Manjunath Mohith, Yan Jialu, Youn Yeoan, Drucker Kristen L, Kollmeyer Thomas M, McKinney Andrew M, Zazubovich Valter, Zhang Yi, Costello Joseph F, Eckel-Passow Jeanette, Selvin Paul R, Jenkins Robert B, Song Jun S
Department of Physics, University of Illinois at Urbana-Champaign, Urbana, Illinois, USA.
Carl R. Woese Institute for Genomic Biology, University of Illinois at Urbana-Champaign, Urbana, Illinois, USA.
Neuro Oncol. 2021 Apr 12;23(4):638-649. doi: 10.1093/neuonc/noaa248.
Large-scale genome-wide association studies (GWAS) have implicated thousands of germline genetic variants in modulating individuals' risk to various diseases, including cancer. At least 25 risk loci have been identified for low-grade gliomas (LGGs), but their molecular functions remain largely unknown.
We hypothesized that GWAS loci contain causal single nucleotide polymorphisms (SNPs) that reside in accessible open chromatin regions and modulate the expression of target genes by perturbing the binding affinity of transcription factors (TFs). We performed an integrative analysis of genomic and epigenomic data from The Cancer Genome Atlas and other public repositories to identify candidate causal SNPs within linkage disequilibrium blocks of LGG GWAS loci. We assessed their potential regulatory role via in silico TF binding sequence perturbations, convolutional neural network trained on TF binding data, and simulated annealing-based interpretation methods.

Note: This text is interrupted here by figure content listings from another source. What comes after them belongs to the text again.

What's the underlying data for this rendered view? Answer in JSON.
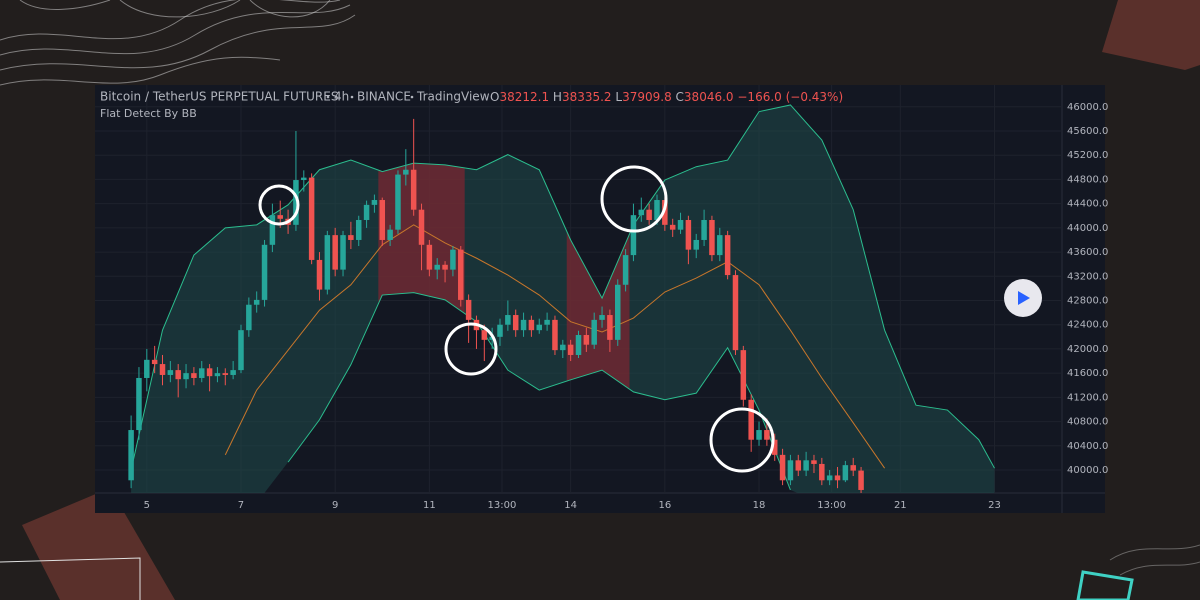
{
  "chart_data": {
    "type": "candlestick",
    "header": {
      "symbol": "Bitcoin / TetherUS PERPETUAL FUTURES",
      "interval": "4h",
      "exchange": "BINANCE",
      "source": "TradingView",
      "ohlc": [
        {
          "label": "O",
          "value": "38212.1"
        },
        {
          "label": "H",
          "value": "38335.2"
        },
        {
          "label": "L",
          "value": "37909.8"
        },
        {
          "label": "C",
          "value": "38046.0"
        }
      ],
      "change": "−166.0 (−0.43%)"
    },
    "indicator": "Flat Detect By BB",
    "up_color": "#26a69a",
    "down_color": "#ef5350",
    "band_color": "#2bbd8e",
    "middle_color": "#c7762b",
    "band_fill": "#1f4a4a",
    "flat_color": "#7a2530",
    "grid": true,
    "xlim": [
      -4.6,
      118.6
    ],
    "ylim": [
      39620,
      46360
    ],
    "xticks": [
      {
        "value": 2,
        "label": "5"
      },
      {
        "value": 14,
        "label": "7"
      },
      {
        "value": 26,
        "label": "9"
      },
      {
        "value": 38,
        "label": "11"
      },
      {
        "value": 47.25,
        "label": "13:00"
      },
      {
        "value": 56,
        "label": "14"
      },
      {
        "value": 68,
        "label": "16"
      },
      {
        "value": 80,
        "label": "18"
      },
      {
        "value": 89.25,
        "label": "13:00"
      },
      {
        "value": 98,
        "label": "21"
      },
      {
        "value": 110,
        "label": "23"
      }
    ],
    "yticks": [
      {
        "value": 40000,
        "label": "40000.0"
      },
      {
        "value": 40400,
        "label": "40400.0"
      },
      {
        "value": 40800,
        "label": "40800.0"
      },
      {
        "value": 41200,
        "label": "41200.0"
      },
      {
        "value": 41600,
        "label": "41600.0"
      },
      {
        "value": 42000,
        "label": "42000.0"
      },
      {
        "value": 42400,
        "label": "42400.0"
      },
      {
        "value": 42800,
        "label": "42800.0"
      },
      {
        "value": 43200,
        "label": "43200.0"
      },
      {
        "value": 43600,
        "label": "43600.0"
      },
      {
        "value": 44000,
        "label": "44000.0"
      },
      {
        "value": 44400,
        "label": "44400.0"
      },
      {
        "value": 44800,
        "label": "44800.0"
      },
      {
        "value": 45200,
        "label": "45200.0"
      },
      {
        "value": 45600,
        "label": "45600.0"
      },
      {
        "value": 46000,
        "label": "46000.0"
      }
    ],
    "candles": [
      [
        39830,
        40900,
        39700,
        40660
      ],
      [
        40660,
        41700,
        40500,
        41520
      ],
      [
        41520,
        42000,
        41300,
        41820
      ],
      [
        41820,
        42050,
        41600,
        41750
      ],
      [
        41750,
        41900,
        41400,
        41570
      ],
      [
        41570,
        41800,
        41450,
        41650
      ],
      [
        41650,
        41750,
        41200,
        41500
      ],
      [
        41500,
        41750,
        41350,
        41600
      ],
      [
        41600,
        41700,
        41400,
        41520
      ],
      [
        41520,
        41800,
        41450,
        41680
      ],
      [
        41680,
        41750,
        41300,
        41550
      ],
      [
        41550,
        41700,
        41450,
        41600
      ],
      [
        41600,
        41680,
        41400,
        41570
      ],
      [
        41570,
        41800,
        41500,
        41650
      ],
      [
        41650,
        42400,
        41600,
        42310
      ],
      [
        42310,
        42850,
        42200,
        42730
      ],
      [
        42730,
        42950,
        42600,
        42810
      ],
      [
        42810,
        43800,
        42700,
        43720
      ],
      [
        43720,
        44400,
        43600,
        44210
      ],
      [
        44210,
        44450,
        44000,
        44150
      ],
      [
        44150,
        44300,
        43900,
        44050
      ],
      [
        44050,
        45600,
        43950,
        44790
      ],
      [
        44790,
        44950,
        44600,
        44830
      ],
      [
        44830,
        44900,
        43400,
        43470
      ],
      [
        43470,
        43600,
        42800,
        42980
      ],
      [
        42980,
        43950,
        42900,
        43880
      ],
      [
        43880,
        44000,
        43200,
        43310
      ],
      [
        43310,
        43950,
        43200,
        43880
      ],
      [
        43880,
        44100,
        43650,
        43800
      ],
      [
        43800,
        44200,
        43700,
        44130
      ],
      [
        44130,
        44450,
        44000,
        44380
      ],
      [
        44380,
        44550,
        44250,
        44460
      ],
      [
        44460,
        44500,
        43700,
        43800
      ],
      [
        43800,
        44050,
        43700,
        43970
      ],
      [
        43970,
        44950,
        43900,
        44880
      ],
      [
        44880,
        45300,
        44700,
        44960
      ],
      [
        44960,
        45800,
        44200,
        44300
      ],
      [
        44300,
        44400,
        43300,
        43720
      ],
      [
        43720,
        43800,
        43200,
        43310
      ],
      [
        43310,
        43500,
        43150,
        43390
      ],
      [
        43390,
        43450,
        43100,
        43310
      ],
      [
        43310,
        43700,
        43200,
        43640
      ],
      [
        43640,
        43700,
        42700,
        42810
      ],
      [
        42810,
        42900,
        42100,
        42480
      ],
      [
        42480,
        42550,
        42000,
        42310
      ],
      [
        42310,
        42400,
        41800,
        42150
      ],
      [
        42150,
        42350,
        42000,
        42200
      ],
      [
        42200,
        42500,
        42050,
        42400
      ],
      [
        42400,
        42800,
        42300,
        42560
      ],
      [
        42560,
        42650,
        42200,
        42310
      ],
      [
        42310,
        42600,
        42200,
        42480
      ],
      [
        42480,
        42550,
        42200,
        42310
      ],
      [
        42310,
        42500,
        42250,
        42400
      ],
      [
        42400,
        42600,
        42300,
        42480
      ],
      [
        42480,
        42550,
        41900,
        41980
      ],
      [
        41980,
        42150,
        41850,
        42070
      ],
      [
        42070,
        42150,
        41800,
        41900
      ],
      [
        41900,
        42300,
        41850,
        42230
      ],
      [
        42230,
        42350,
        41950,
        42070
      ],
      [
        42070,
        42600,
        42000,
        42480
      ],
      [
        42480,
        42700,
        42350,
        42560
      ],
      [
        42560,
        42650,
        41950,
        42150
      ],
      [
        42150,
        43150,
        42050,
        43060
      ],
      [
        43060,
        43650,
        42950,
        43550
      ],
      [
        43550,
        44400,
        43450,
        44210
      ],
      [
        44210,
        44500,
        44100,
        44300
      ],
      [
        44300,
        44400,
        44050,
        44130
      ],
      [
        44130,
        44550,
        44050,
        44460
      ],
      [
        44460,
        44500,
        43950,
        44050
      ],
      [
        44050,
        44150,
        43850,
        43970
      ],
      [
        43970,
        44250,
        43900,
        44130
      ],
      [
        44130,
        44200,
        43400,
        43640
      ],
      [
        43640,
        43900,
        43500,
        43800
      ],
      [
        43800,
        44300,
        43700,
        44130
      ],
      [
        44130,
        44200,
        43450,
        43550
      ],
      [
        43550,
        44000,
        43450,
        43880
      ],
      [
        43880,
        43950,
        43150,
        43220
      ],
      [
        43220,
        43300,
        41900,
        41980
      ],
      [
        41980,
        42050,
        41050,
        41160
      ],
      [
        41160,
        41250,
        40300,
        40500
      ],
      [
        40500,
        40800,
        40400,
        40660
      ],
      [
        40660,
        40850,
        40400,
        40500
      ],
      [
        40500,
        40600,
        40150,
        40250
      ],
      [
        40250,
        40350,
        39750,
        39830
      ],
      [
        39830,
        40250,
        39750,
        40160
      ],
      [
        40160,
        40250,
        39900,
        39990
      ],
      [
        39990,
        40300,
        39900,
        40160
      ],
      [
        40160,
        40250,
        39950,
        40100
      ],
      [
        40100,
        40200,
        39750,
        39830
      ],
      [
        39830,
        40000,
        39750,
        39910
      ],
      [
        39910,
        40050,
        39700,
        39830
      ],
      [
        39830,
        40150,
        39800,
        40080
      ],
      [
        40080,
        40200,
        39900,
        39990
      ],
      [
        39990,
        40050,
        39600,
        39670
      ]
    ],
    "band_x": [
      0,
      4,
      8,
      12,
      16,
      20,
      24,
      28,
      32,
      36,
      40,
      44,
      48,
      52,
      56,
      60,
      64,
      68,
      72,
      76,
      80,
      84,
      88,
      92,
      96,
      100,
      104,
      108,
      110
    ],
    "upper": [
      40000,
      42310,
      43550,
      44000,
      44050,
      44380,
      44960,
      45120,
      44930,
      45070,
      45040,
      44960,
      45210,
      44960,
      43800,
      42840,
      44050,
      44790,
      45010,
      45120,
      45920,
      46030,
      45450,
      44300,
      42310,
      41070,
      40990,
      40500,
      40030
    ],
    "middle": [
      null,
      null,
      null,
      40250,
      41320,
      41980,
      42640,
      43060,
      43720,
      44050,
      43750,
      43500,
      43220,
      42890,
      42450,
      42280,
      42510,
      42940,
      43170,
      43440,
      43060,
      42310,
      41520,
      40780,
      40030,
      null,
      null,
      null,
      null
    ],
    "lower": [
      null,
      null,
      null,
      null,
      null,
      40130,
      40830,
      41740,
      42890,
      42930,
      42810,
      42450,
      41650,
      41320,
      41490,
      41650,
      41290,
      41160,
      41270,
      42020,
      40990,
      39670,
      null,
      null,
      null,
      null,
      null,
      null,
      null
    ],
    "flat_zones": [
      [
        32,
        42
      ],
      [
        56,
        63
      ]
    ]
  }
}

We built an interactive website (http://education.knoweng.org/alg3/) summarizing the functional footprinting of 280 variants in 25 LGG GWAS regions, providing rich information for further computational and experimental scrutiny. We identified as case studies PHLDB1 and SLC25A26 as candidate target genes of rs12803321 and rs11706832, respectively, and predicted the GWAS variant rs648044 to be the causal SNP modulating ZBTB16, a known tumor suppressor in multiple cancers. We showed that rs648044 likely perturbed the binding affinity of the TF MAFF, as supported by RNA interference and in vitro MAFF binding experiments.
The identified candidate (causal SNP, target gene, TF) triplets and the accompanying resource will help accelerate our understanding of the molecular mechanisms underlying genetic risk factors for gliomas.
大规模全基因组关联研究(GWAS)已发现数千种种系基因变异与个体患包括癌症在内的各种疾病的风险调节有关。至少已确定了25个低级别胶质瘤(LGG)的风险位点,但其分子功能仍大多未知。
我们假设GWAS位点包含位于可及开放染色质区域的因果单核苷酸多态性(SNP),并通过干扰转录因子(TF)的结合亲和力来调节靶基因的表达。我们对来自癌症基因组图谱和其他公共数据库的基因组和表观基因组数据进行了综合分析,以识别LGG GWAS位点连锁不平衡区域内的候选因果SNP。我们通过计算机模拟TF结合序列扰动、基于TF结合数据训练的卷积神经网络以及基于模拟退火的解释方法评估了它们的潜在调控作用。
我们建立了一个交互式网站(http://education.knoweng.org/alg3/),总结了25个LGG GWAS区域中280个变异的功能足迹,为进一步的计算和实验研究提供了丰富信息。我们将PHLDB1和SLC25A26作为案例研究,分别确定为rs12803321和rs11706832的候选靶基因,并预测GWAS变异rs648044是调节ZBTB16的因果SNP,ZBTB16是多种癌症中已知的肿瘤抑制因子。我们表明,如RNA干扰和体外MAFF结合实验所支持的,rs648044可能会干扰TF MAFF的结合亲和力。
所确定的候选(因果SNP、靶基因、TF)三联体及相关资源将有助于加快我们对胶质瘤遗传风险因素潜在分子机制的理解。